I am so done with this whole process. I want my life back! I'm sick of being in my house 90% of the time and we do go out Ava complains she just wants to go home. I'm tired of being at her beckon call and the constant attention and neediness. I love my children but there's something to be said for independent play. I'm tired of take out food but to tired to cook at night. I'm cranky, moody and my back and arms hurt from the constant lifting and moving. The cast is not all that heavy but the awkwardness makes it more difficult. I do get breaks from time to time but they're not very long. Quite frankly I'm to tired to truly enjoy it. I drink way to much coffee and just want to feel healthy again. In grand scheme of things I guess I should feel lucky I'm not the one in the cast. My heart breaks for Ava that she has to endure this. With the surgery one week away my eyes start to well up just thinking about her having to endure another long, painful surgery. She has such a positive attitude about her next cast and returning to the hospital. I'm sure once the day comes that may be a different story but for now I'll take it. Ava is such a strong brave girl and I am so proud of her.

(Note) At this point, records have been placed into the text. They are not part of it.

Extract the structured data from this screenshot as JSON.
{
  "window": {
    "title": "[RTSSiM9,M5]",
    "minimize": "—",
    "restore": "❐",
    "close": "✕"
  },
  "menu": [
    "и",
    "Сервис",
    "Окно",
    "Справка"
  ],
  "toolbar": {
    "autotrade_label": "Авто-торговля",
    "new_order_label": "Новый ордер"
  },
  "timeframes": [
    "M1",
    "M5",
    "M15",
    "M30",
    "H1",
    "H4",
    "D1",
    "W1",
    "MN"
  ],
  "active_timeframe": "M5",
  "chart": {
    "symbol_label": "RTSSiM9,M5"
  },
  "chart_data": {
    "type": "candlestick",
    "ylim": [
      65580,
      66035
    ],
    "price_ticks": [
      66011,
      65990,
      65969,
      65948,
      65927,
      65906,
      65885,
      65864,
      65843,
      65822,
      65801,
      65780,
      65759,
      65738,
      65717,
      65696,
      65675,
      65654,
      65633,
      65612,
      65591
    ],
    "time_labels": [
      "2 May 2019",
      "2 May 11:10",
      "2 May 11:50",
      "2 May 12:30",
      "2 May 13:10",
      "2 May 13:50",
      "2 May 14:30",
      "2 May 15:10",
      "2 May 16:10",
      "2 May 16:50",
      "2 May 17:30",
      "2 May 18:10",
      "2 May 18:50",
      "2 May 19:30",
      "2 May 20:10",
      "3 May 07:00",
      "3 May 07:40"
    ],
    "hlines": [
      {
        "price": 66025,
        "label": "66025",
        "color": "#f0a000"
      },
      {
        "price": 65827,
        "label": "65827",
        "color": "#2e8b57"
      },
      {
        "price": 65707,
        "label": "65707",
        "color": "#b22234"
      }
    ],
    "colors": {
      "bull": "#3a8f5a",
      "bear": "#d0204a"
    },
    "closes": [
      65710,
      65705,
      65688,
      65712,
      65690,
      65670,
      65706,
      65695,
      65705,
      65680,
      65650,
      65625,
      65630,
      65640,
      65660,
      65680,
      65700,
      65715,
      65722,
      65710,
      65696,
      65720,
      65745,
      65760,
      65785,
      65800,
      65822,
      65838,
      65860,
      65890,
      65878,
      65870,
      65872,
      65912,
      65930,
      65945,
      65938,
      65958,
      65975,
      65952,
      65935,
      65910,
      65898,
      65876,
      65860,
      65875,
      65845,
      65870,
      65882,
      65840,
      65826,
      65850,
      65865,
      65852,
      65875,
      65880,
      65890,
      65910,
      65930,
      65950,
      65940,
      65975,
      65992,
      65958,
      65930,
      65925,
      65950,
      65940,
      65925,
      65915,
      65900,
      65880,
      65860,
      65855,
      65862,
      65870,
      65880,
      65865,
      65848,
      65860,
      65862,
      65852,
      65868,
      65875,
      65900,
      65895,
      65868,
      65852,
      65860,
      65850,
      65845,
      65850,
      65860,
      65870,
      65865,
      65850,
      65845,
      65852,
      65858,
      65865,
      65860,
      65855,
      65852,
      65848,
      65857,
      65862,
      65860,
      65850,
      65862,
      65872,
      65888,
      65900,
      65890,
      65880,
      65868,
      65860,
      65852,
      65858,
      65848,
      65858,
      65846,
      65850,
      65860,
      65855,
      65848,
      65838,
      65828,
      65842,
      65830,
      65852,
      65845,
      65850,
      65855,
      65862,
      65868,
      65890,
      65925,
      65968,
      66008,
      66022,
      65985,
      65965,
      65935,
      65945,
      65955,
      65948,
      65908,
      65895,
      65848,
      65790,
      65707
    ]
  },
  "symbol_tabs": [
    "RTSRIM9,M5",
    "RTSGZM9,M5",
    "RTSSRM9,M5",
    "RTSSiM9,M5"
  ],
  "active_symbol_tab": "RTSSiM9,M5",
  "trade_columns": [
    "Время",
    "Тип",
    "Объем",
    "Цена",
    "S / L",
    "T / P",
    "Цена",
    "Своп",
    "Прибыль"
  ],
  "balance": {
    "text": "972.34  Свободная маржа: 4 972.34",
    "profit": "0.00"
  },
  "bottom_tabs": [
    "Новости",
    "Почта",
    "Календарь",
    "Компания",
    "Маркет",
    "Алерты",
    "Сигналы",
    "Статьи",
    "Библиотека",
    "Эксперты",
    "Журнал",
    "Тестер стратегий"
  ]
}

Bottom line is having a child in a Spica cast sucks!! I know it could be worse and I try to remember it will come to an end. When people ask how things are going I always reply "We are doing great!" and I'm sure I will continue to reply that for the duration of this process. I try not to complain because it is Ava who has to endure the worst of it. This whole process is an emotional roller coaster for everyone and it is one ride I look forward to getting off. We are fortunate to have so many wonderful people in our lives. I am so Thankful for all the visitors, activities brought to my kids, the text messages checking on us, all the meals that have been made for us and all the prayers. 7 weeks!!! Then we will be on the other side. Once Ava is up and walking this Mommy is going on vacation!! Boy do I look forward to it!!!!